In evaluating the merits of any text claiming to be historic, one must put it in context with other known sources. If a large number of eyewitness or early accounts are attested by multiple sources that are otherwise considered trustworthy conflict with a single late source of unknown veracity, doubt is automatically going to go to the latter. In the case of the Gospel of Barnabas, the manuscript gives us nothing to go on. In fact sources from the 100 years following the first mention of such a text treat it with no particular respect except as a rehash of Islamic dogma from the era.
In spite of the lack of historical weight, you will hear a lot of hoopla about it. Living in Turkey myself it's a popular source for Muslims to cite in support of their version of history. But here's the thing—the Muslims citing it are the uneducated variety from the streets and a few whack-job apologists. This does not mean Islam as a whole supports the work of uses it as a reference. Ask a respected Islamic scholar with an iota of credit in history and they will usually reject the book as being a fraud. I have, for example, conversed with the Dean of History at the Islamic Divinity School in Izmir, Turkey. While he supports the Islamic version of events including Judas being the one crucified in Christ's place, he rejects the Gospel of Barnabas as valid evidence for such.
Does the 1500 year old manuscript find from Turkey include the Gospel of Barnabas?
This find is actually old news. If memory serves me it's from 1985 and is supposed to be remarkable for its state of preserve, but it does not include the Gospel of Barnabas or any other texts not considered Canonical by modern Christians so it has no particular implications on the content of "The Bible" or our understanding of history.
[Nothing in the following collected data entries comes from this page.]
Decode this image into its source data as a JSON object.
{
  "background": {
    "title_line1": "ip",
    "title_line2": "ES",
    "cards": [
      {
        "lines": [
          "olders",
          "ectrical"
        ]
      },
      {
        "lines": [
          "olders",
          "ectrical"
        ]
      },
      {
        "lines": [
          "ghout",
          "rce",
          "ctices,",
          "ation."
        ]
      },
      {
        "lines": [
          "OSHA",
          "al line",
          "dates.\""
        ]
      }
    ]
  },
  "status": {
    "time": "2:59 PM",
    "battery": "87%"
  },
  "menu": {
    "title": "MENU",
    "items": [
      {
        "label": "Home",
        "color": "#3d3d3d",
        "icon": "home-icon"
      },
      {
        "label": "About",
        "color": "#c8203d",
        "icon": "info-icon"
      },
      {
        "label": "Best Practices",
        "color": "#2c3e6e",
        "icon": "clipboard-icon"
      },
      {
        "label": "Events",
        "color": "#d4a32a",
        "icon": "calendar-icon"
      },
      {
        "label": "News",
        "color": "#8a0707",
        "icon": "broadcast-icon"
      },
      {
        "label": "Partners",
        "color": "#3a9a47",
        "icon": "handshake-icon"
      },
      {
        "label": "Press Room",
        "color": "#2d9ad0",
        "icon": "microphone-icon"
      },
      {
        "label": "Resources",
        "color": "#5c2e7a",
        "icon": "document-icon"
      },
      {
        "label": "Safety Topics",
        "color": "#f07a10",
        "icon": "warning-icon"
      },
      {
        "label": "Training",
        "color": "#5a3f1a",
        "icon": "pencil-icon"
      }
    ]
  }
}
In fact if it were to have contained any non-canonical sources it would be far more likely to have included what is known as the Epistle of Barnabas (English text). That work is something that could have actually existed in the alleged time period, language and location of the find. This would have been interesting esp if it had a complete copy as the extant manuscripts are all missing some of the first chapters of that work. This work is sometimes attributed to the Biblical Barnabas, but as the contents of the text exhibit Gnostic doctrine it's highly probable that it was written by another author, possibly Barnabas of Alexandria. In any event, the Epistle of Barnabas does not disagree with the canonical Scripture accounts of the historical Jesus' death. Even if it had been included in the manuscript find in Turkey the only thing it would be evidence of is of 5th century Gnostic sects using both canonical and other texts together. No particularly doubt would be cast on the historicity of the other gospel, only on how mixed up the theology of some groups had gotten.
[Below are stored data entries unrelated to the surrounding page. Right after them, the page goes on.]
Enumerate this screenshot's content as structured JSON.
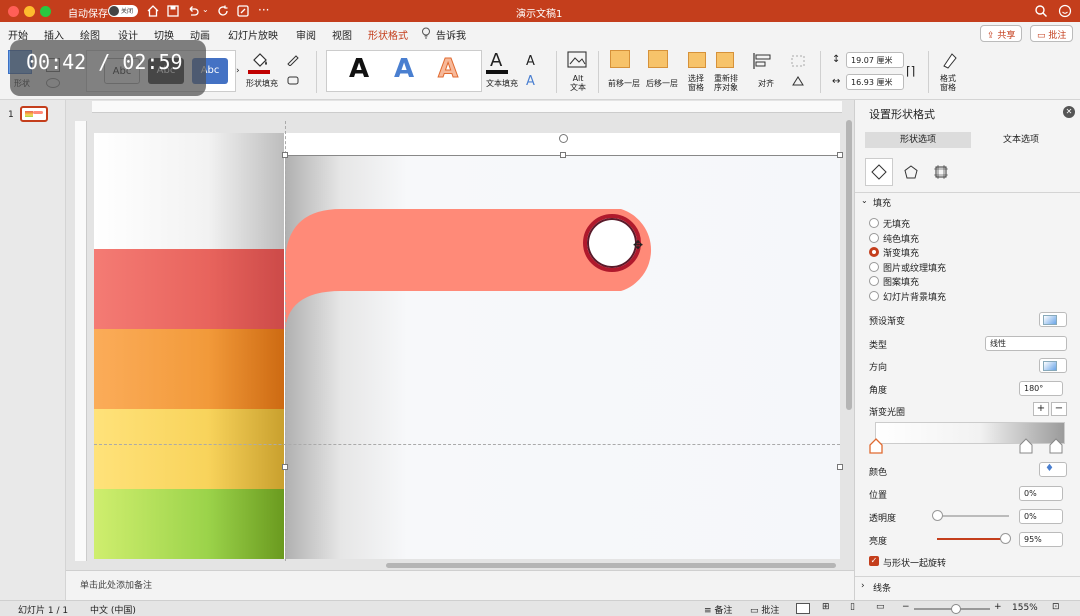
{
  "titlebar": {
    "autosave_label": "自动保存",
    "autosave_state": "关闭",
    "doc_title": "演示文稿1"
  },
  "menu": {
    "items": [
      "开始",
      "插入",
      "绘图",
      "设计",
      "切换",
      "动画",
      "幻灯片放映",
      "审阅",
      "视图",
      "形状格式"
    ],
    "tell_me": "告诉我",
    "share": "共享",
    "comment": "批注"
  },
  "ribbon": {
    "shape_label": "形状",
    "style_abc": "Abc",
    "shape_fill": "形状填充",
    "text_fill": "文本填充",
    "alt_text": "Alt\n文本",
    "bring_forward": "前移一层",
    "send_backward": "后移一层",
    "select_pane": "选择\n窗格",
    "reorder": "重新排\n序对象",
    "align": "对齐",
    "height": "19.07 厘米",
    "width": "16.93 厘米",
    "format_pane": "格式\n窗格",
    "wordart_A": "A"
  },
  "video_overlay": {
    "time": "00:42 / 02:59"
  },
  "slides": {
    "number": "1"
  },
  "notes": {
    "placeholder": "单击此处添加备注"
  },
  "pane": {
    "title": "设置形状格式",
    "tab_shape": "形状选项",
    "tab_text": "文本选项",
    "fill_section": "填充",
    "fill_options": [
      "无填充",
      "纯色填充",
      "渐变填充",
      "图片或纹理填充",
      "图案填充",
      "幻灯片背景填充"
    ],
    "fill_selected_index": 2,
    "preset_gradient": "预设渐变",
    "type_label": "类型",
    "type_value": "线性",
    "direction_label": "方向",
    "angle_label": "角度",
    "angle_value": "180°",
    "gradient_stops_label": "渐变光圈",
    "color_label": "颜色",
    "position_label": "位置",
    "position_value": "0%",
    "transparency_label": "透明度",
    "transparency_value": "0%",
    "transparency_slider": 0.0,
    "brightness_label": "亮度",
    "brightness_value": "95%",
    "brightness_slider": 0.95,
    "rotate_with_shape": "与形状一起旋转",
    "line_section": "线条"
  },
  "status": {
    "slide_count": "幻灯片 1 / 1",
    "language": "中文 (中国)",
    "notes_btn": "备注",
    "comments_btn": "批注",
    "zoom": "155%",
    "zoom_fraction": 0.55
  },
  "colors": {
    "accent": "#c43e1c",
    "salmon": "#ff8a78",
    "red_band": "#e8645d",
    "orange_band": "#f29a3a",
    "yellow_band": "#f8d35b",
    "green_band": "#9bd34a"
  }
}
The only really interesting aspect of the manuscript found in Turkey is that it was an early text in Syriac, a derivative of the Aramaic language that Jesus spoke. This makes it an interesting artifact for study—especially for those involved in the Aramaic primacy debate—but again it has no particular implications for the validity of the Bible as we know it.
The manuscript was not very well looked after in the years following it's discovery and changed hands a few times, eventually falling to black-market antiquities dealers. It was eventually recovered in 2000 and made waves in the news then. In the last decade or so most of the news articles about it are rehashes of the tabloid style sensationalist statements printed over a decade before and most don't bother dealing with the actual issues or known state of scholarship.
The manuscript you asked about would have been interesting if it has a Syriac version of the Gospel of Barnabas from 1100 years before it is thought to have been penned, but it doesn't. The whole affair as related in the articles you link is about as fact-based as an episode of Indiana Jones.